Li-Qian Wang received the B.S. degree in Science of Information and Computation in June 2006, the M.S. degree in Computer Application Technology in 2008, and the Ph.D. degree in Pattern Recognition and Intelligent System in 2015, all from Nanjing University of Science and Technology, Nanjing, China. She is currently an Assistant Professor at College of Telecommunications and Information Engineering in Nanjing University of Posts and Telecommunications. Her research interests include variational partial differential equations with applications in image processing, image restoration, image enhancement, and pattern recognition.
Bing-Kun Bao received the Ph.D. degree in control theory and control application from the University of Science and Technology of China, Hefei, China, in 2009. She is currently a professor with College of Telecommunications and Information Engineering, Nanjing University of Posts and Telecommunications, China.

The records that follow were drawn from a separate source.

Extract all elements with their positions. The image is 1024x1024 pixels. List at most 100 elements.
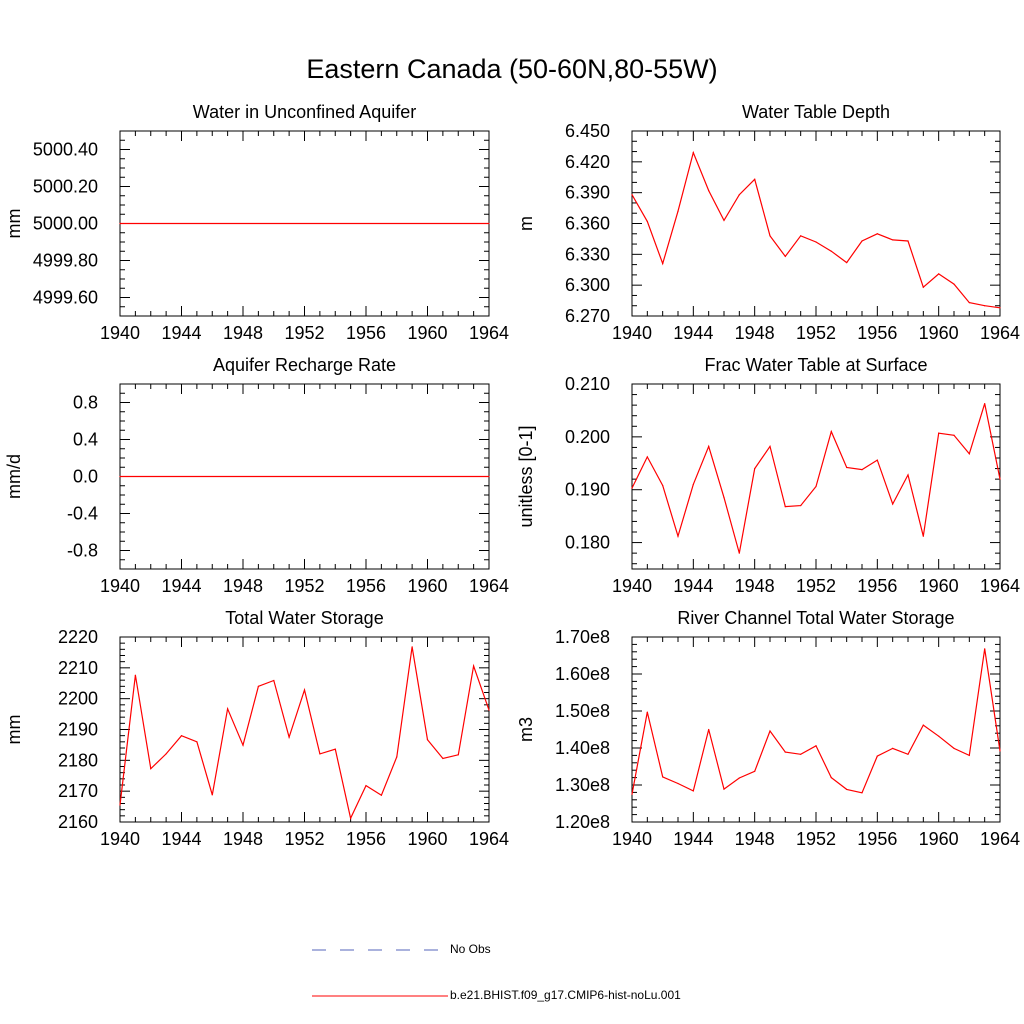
data-point xyxy=(708,445,710,447)
data-point xyxy=(968,453,970,455)
x-tick-label: 1944 xyxy=(673,323,713,343)
y-tick-label: 6.360 xyxy=(565,214,610,234)
x-tick-label: 1948 xyxy=(735,829,775,849)
data-point xyxy=(754,178,756,180)
legend-model-label: b.e21.BHIST.f09_g17.CMIP6-hist-noLu.001 xyxy=(450,988,681,1002)
data-point xyxy=(350,817,352,819)
data-point xyxy=(119,804,121,806)
x-tick-label: 1940 xyxy=(612,829,652,849)
series-line xyxy=(631,150,1001,309)
x-tick-label: 1956 xyxy=(346,829,386,849)
data-point xyxy=(999,750,1001,752)
data-point xyxy=(953,747,955,749)
legend-obs-label: No Obs xyxy=(450,942,491,956)
data-point xyxy=(662,776,664,778)
panel-5: Total Water Storage mm 1940 1944 1948 1952 195… xyxy=(4,608,509,849)
data-point xyxy=(692,790,694,792)
x-tick-label: 1956 xyxy=(857,576,897,596)
panel-2: Water Table Depth m 1940 1944 1948 1952 1956 19… xyxy=(516,102,1020,343)
data-point xyxy=(631,487,633,489)
y-tick-label: 0.190 xyxy=(565,480,610,500)
data-point xyxy=(861,240,863,242)
data-point xyxy=(119,222,121,225)
panel-title: Water in Unconfined Aquifer xyxy=(193,102,416,122)
data-point xyxy=(242,744,244,746)
data-point xyxy=(150,768,152,770)
panel-title: Total Water Storage xyxy=(225,608,383,628)
y-tick-label: 2180 xyxy=(58,750,98,770)
y-tick-label: 2190 xyxy=(58,720,98,740)
plot-frame xyxy=(631,130,1001,317)
y-tick-label: 2170 xyxy=(58,781,98,801)
y-tick-label: 2160 xyxy=(58,812,98,832)
data-point xyxy=(830,777,832,779)
data-point xyxy=(631,194,633,196)
data-point xyxy=(488,709,490,711)
series-line xyxy=(631,648,1001,795)
panel-1: Water in Unconfined Aquifer mm 1940 1944 194… xyxy=(4,102,509,343)
data-point xyxy=(303,689,306,691)
x-tick-label: 1944 xyxy=(161,323,201,343)
x-tick-label: 1948 xyxy=(735,323,775,343)
data-point xyxy=(784,506,786,508)
data-point xyxy=(273,679,275,682)
data-point xyxy=(723,219,725,222)
plot-frame xyxy=(631,636,1001,823)
plot-frame xyxy=(119,636,490,823)
data-point xyxy=(953,434,955,436)
data-point xyxy=(846,261,848,264)
x-tick-label: 1960 xyxy=(919,576,959,596)
x-tick-label: 1964 xyxy=(980,323,1020,343)
data-point xyxy=(769,445,771,447)
plot-frame xyxy=(631,383,1001,570)
data-point xyxy=(938,432,940,434)
data-point xyxy=(815,745,817,747)
x-tick-label: 1944 xyxy=(161,829,201,849)
panel-title: Water Table Depth xyxy=(742,102,890,122)
data-point xyxy=(784,255,786,257)
y-tick-label: 0.4 xyxy=(73,430,98,450)
y-tick-label: 6.300 xyxy=(565,275,610,295)
data-point xyxy=(738,194,740,196)
x-tick-label: 1948 xyxy=(223,829,263,849)
y-tick-label: 1.60e8 xyxy=(555,664,610,684)
data-point xyxy=(830,250,832,252)
y-tick-label: 0.200 xyxy=(565,427,610,447)
figure-title: Eastern Canada (50-60N,80-55W) xyxy=(306,54,718,84)
data-point xyxy=(396,756,398,758)
data-point xyxy=(257,685,259,687)
panel-title: River Channel Total Water Storage xyxy=(677,608,954,628)
data-point xyxy=(922,724,924,726)
data-point xyxy=(815,241,817,243)
x-tick-label: 1940 xyxy=(612,576,652,596)
data-point xyxy=(646,711,648,713)
data-point xyxy=(165,753,167,755)
y-tick-label: 1.70e8 xyxy=(555,627,610,647)
y-axis-label: mm xyxy=(4,209,24,239)
data-point xyxy=(769,730,771,732)
x-tick-label: 1952 xyxy=(796,576,836,596)
data-point xyxy=(426,739,429,741)
data-point xyxy=(830,430,832,433)
data-point xyxy=(334,748,336,750)
x-tick-label: 1952 xyxy=(284,576,324,596)
x-tick-label: 1964 xyxy=(469,323,509,343)
data-point xyxy=(984,402,986,405)
x-tick-label: 1940 xyxy=(100,323,140,343)
data-point xyxy=(723,497,725,499)
data-point xyxy=(365,785,367,787)
y-tick-label: 6.450 xyxy=(565,121,610,141)
data-point xyxy=(631,793,633,795)
y-tick-label: 6.390 xyxy=(565,183,610,203)
y-tick-label: -0.4 xyxy=(67,504,98,524)
data-point xyxy=(938,735,940,737)
y-tick-label: 1.30e8 xyxy=(555,775,610,795)
data-point xyxy=(457,754,459,756)
data-point xyxy=(800,235,802,237)
data-point xyxy=(488,222,490,225)
y-axis-label: mm/d xyxy=(4,454,24,499)
x-tick-label: 1940 xyxy=(100,576,140,596)
y-tick-label: 6.330 xyxy=(565,244,610,264)
data-point xyxy=(708,728,710,731)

Her current research interests include cross-media cross-modal image search, social event detection, image classification and annotation, and sparse/low rank representation. She was the recipient of the 2016 ACM Transactions on Multimedia Computing, Communications and Applications (ACM TOMM) Nicolas D. Georganas Best Paper Award, IEEE Multimedia 2017 Best Paper Award, and the Best Paper Award from ICIMCS’09.
Hai-Bo Li received the B.E. degree in Wireless Engineering in 1985 and the M.S. degree in Communication and Electronic Systems in 1988, both from Nanjing University of Posts and Telecommunications, Nanjing, China, and the Ph.D. degree in Information Theory in 1993 from Lin ping University, Sweden. In 1997, he became docent (UK equivalent senior lecturer, US equivalent associate professor) in image coding, and in 1999 he became the youngest lifetime professor of signal processing in Umea University, Sweden. Now, he is a Professor of innovative media technology in KTH Royal Institute of Technology. His research interest is mainly media signal processing, including image coding, video compression, motion estimation, facial and hand gesture recognition for the next generation of mobile phones, invisible interaction technology, and so on.